たとえば、「3+2」は「3つのものと2つのものを合わせると、いくつ?」というイメージがもてているかどうか。
計算カードに取り組む前に抽象的な“量の感覚”がまず育っているかを確認することが大切です。
主なタイプ
たとえば、音読が極端にたどたどしい、計算の手順が毎回あいまい、簡単な漢字でも何度も忘れてしまうといった様子がある場合、学習障害(LD)の特性があるかもしれません。

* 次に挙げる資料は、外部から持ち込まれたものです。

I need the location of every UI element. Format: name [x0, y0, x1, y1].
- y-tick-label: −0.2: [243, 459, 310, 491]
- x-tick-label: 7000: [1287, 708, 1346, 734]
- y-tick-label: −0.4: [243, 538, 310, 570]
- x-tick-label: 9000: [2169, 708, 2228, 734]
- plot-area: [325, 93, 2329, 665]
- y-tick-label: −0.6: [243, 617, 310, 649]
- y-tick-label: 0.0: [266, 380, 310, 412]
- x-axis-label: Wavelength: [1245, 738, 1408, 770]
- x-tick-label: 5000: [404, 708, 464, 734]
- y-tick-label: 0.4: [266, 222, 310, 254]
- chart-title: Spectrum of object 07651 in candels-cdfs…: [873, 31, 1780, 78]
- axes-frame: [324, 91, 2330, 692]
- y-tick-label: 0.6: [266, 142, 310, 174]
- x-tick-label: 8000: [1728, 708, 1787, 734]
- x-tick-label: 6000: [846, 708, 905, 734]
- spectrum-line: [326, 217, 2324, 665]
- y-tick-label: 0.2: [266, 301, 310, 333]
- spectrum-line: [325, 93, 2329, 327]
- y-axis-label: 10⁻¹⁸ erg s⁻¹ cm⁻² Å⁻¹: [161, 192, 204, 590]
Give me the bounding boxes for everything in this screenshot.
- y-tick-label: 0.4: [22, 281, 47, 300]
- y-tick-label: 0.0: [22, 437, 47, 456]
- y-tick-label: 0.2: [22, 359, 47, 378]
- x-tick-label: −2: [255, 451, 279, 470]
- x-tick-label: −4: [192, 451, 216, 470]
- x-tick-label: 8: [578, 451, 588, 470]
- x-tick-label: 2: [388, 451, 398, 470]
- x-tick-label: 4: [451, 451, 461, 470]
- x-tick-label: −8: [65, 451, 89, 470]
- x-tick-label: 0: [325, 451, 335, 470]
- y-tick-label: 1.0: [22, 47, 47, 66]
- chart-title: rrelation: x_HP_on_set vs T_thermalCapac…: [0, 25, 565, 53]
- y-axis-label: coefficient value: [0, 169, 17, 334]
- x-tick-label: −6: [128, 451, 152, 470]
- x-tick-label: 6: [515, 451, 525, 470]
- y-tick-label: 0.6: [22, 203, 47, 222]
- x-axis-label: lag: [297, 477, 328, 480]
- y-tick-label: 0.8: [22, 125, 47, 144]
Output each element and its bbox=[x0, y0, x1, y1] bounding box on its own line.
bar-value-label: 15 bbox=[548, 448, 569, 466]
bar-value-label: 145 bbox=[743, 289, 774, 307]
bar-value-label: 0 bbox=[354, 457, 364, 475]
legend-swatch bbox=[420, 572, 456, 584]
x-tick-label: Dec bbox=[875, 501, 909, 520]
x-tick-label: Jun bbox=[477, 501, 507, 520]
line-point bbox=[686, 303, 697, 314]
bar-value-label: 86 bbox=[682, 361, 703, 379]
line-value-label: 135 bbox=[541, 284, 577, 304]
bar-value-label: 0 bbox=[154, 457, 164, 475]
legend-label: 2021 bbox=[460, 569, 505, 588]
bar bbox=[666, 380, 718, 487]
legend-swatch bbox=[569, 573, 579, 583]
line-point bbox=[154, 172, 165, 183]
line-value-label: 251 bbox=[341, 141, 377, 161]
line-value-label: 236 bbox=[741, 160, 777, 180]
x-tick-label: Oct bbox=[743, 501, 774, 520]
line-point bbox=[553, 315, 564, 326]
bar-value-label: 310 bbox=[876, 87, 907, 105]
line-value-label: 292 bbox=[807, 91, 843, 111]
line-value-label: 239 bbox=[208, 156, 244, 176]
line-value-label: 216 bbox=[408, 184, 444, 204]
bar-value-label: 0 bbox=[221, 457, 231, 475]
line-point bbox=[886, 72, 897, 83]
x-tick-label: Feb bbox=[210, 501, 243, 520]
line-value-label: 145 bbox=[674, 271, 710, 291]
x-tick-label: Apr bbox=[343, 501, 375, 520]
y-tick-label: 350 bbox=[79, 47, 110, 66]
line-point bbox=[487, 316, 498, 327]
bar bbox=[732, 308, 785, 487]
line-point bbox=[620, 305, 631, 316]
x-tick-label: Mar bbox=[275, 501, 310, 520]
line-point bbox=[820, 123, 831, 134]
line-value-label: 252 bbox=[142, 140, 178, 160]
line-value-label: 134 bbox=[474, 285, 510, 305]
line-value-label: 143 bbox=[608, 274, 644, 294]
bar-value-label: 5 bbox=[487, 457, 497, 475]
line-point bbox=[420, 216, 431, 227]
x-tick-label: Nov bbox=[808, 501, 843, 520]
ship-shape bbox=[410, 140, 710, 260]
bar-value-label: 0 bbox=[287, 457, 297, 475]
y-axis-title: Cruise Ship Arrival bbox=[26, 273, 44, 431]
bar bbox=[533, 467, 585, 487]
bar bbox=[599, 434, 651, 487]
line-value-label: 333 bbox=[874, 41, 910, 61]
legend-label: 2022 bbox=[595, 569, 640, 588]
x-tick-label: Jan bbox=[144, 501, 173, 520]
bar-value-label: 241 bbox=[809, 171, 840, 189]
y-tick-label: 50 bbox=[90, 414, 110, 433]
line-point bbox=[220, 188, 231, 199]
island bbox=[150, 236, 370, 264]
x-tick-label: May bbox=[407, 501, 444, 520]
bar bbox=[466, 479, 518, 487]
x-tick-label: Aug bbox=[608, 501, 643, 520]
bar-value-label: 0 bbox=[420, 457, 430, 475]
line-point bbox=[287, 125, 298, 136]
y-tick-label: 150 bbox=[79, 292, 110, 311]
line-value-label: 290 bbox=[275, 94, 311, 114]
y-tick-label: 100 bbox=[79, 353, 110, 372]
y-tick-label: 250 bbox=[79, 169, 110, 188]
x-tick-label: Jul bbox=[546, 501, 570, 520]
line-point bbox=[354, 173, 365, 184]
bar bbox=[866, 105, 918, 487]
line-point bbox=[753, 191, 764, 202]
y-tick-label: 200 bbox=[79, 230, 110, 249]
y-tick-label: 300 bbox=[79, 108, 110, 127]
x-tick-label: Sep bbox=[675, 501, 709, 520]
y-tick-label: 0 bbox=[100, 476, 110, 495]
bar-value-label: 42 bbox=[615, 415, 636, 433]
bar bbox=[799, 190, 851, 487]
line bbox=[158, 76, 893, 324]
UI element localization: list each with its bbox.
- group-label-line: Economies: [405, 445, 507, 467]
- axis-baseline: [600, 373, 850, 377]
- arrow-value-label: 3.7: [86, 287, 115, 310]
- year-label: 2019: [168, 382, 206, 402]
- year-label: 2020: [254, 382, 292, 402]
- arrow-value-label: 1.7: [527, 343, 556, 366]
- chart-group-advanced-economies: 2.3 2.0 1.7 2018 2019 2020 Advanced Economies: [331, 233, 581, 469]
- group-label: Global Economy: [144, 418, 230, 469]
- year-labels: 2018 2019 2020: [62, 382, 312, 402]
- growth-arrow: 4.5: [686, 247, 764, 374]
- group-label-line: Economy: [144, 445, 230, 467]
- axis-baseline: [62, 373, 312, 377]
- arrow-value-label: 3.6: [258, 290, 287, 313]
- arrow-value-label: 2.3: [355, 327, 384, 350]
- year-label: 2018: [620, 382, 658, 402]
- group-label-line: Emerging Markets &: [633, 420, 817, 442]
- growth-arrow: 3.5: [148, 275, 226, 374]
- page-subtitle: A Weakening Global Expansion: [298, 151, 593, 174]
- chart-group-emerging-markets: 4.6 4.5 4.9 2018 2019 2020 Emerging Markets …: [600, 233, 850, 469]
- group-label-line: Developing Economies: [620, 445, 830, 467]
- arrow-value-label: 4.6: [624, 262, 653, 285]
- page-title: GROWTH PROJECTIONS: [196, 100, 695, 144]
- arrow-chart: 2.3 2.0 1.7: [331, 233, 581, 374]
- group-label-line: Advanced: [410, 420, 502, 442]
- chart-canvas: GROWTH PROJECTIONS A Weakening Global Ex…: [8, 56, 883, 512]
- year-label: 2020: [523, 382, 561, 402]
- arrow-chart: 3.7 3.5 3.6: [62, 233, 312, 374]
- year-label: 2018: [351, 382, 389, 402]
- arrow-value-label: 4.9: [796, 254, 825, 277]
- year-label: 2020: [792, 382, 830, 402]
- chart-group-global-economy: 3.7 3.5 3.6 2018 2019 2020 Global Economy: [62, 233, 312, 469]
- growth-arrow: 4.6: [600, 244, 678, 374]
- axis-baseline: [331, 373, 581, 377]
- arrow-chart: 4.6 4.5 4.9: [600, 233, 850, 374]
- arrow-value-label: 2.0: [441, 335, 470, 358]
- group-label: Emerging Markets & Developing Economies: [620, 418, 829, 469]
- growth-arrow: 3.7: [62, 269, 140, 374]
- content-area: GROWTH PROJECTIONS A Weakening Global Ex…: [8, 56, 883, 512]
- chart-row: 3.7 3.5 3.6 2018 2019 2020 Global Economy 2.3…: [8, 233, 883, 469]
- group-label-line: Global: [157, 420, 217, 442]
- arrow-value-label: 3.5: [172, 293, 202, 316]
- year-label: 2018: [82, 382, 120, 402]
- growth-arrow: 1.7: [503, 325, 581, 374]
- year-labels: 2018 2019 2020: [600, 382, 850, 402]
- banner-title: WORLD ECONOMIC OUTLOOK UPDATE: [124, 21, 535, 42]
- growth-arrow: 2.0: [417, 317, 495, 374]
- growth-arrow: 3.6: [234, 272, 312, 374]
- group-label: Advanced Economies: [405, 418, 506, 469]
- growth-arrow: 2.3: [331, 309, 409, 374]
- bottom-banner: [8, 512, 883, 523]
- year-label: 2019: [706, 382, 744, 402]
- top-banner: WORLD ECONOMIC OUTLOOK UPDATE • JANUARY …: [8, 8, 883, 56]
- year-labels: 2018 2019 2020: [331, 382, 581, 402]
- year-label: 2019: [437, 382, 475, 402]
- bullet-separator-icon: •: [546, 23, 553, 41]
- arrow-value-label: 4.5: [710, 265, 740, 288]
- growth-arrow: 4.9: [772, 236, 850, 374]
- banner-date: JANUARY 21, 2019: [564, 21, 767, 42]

学習障害(LD)と聞くと身構えてしまう方もいらっしゃるかもしれませんが、困難を示す特定の分野に合わせて支援や合理的配慮を行うことで、その子の困り感を軽減させることができます。
家庭でできる支援の方法
苦手を責めず、やり方を教える
・「また間違えた」ではなく、「どうすればやりやすい?」と一緒に考える姿勢が大切
・書くことが苦手なら、「口で答えてOK」「チェックで選ばせる」といった対応を
・計算が苦手なら、九九表で確認しながら進めたり、補助線などをひいたりすることで間違いを少なくする工夫を
ICTツールを活用する
・音声入力や読み上げ機能があるタブレットでの学習を取り入れる
・学習アプリを使って、特性にあった学習スタイルを見つけましょう
・無料の読み書き支援アプリ(例:UDトーク)も有効
学校での合理的配慮
・板書が難しい子には、プリント配布や写真撮影の許可を
・テストでは、選択式にする、時間を延ばす、ふりがなをつけるなどの個別支援も
・通級支援教室や支援員の活用も有効
学校と連携し、「できない」ではなく「どうすればできるか」を話し合うことが支援の土台になります。
親として大切にしたいこと
・他の子と比べるより、その子のペースを大切に
・得意なこと(絵、記憶、話す力など)を見つけて、できた!という体験を積ませる
・子どもが困ったときやできないときに、「分からなくて困ってる」と言える親子関係作り
まとめ
学習障害がある子どもたちは「努力不足」なのではなく、理解の仕方が少し違うだけ。
正しい理解と支援があれば、「わかる力」「できる力」は確実に伸びていきます。
家庭でも学校でも、「努力が足りない」ではなく、「工夫していこう」という視点をもつことが、子どもの未来を拡げる第一歩になります。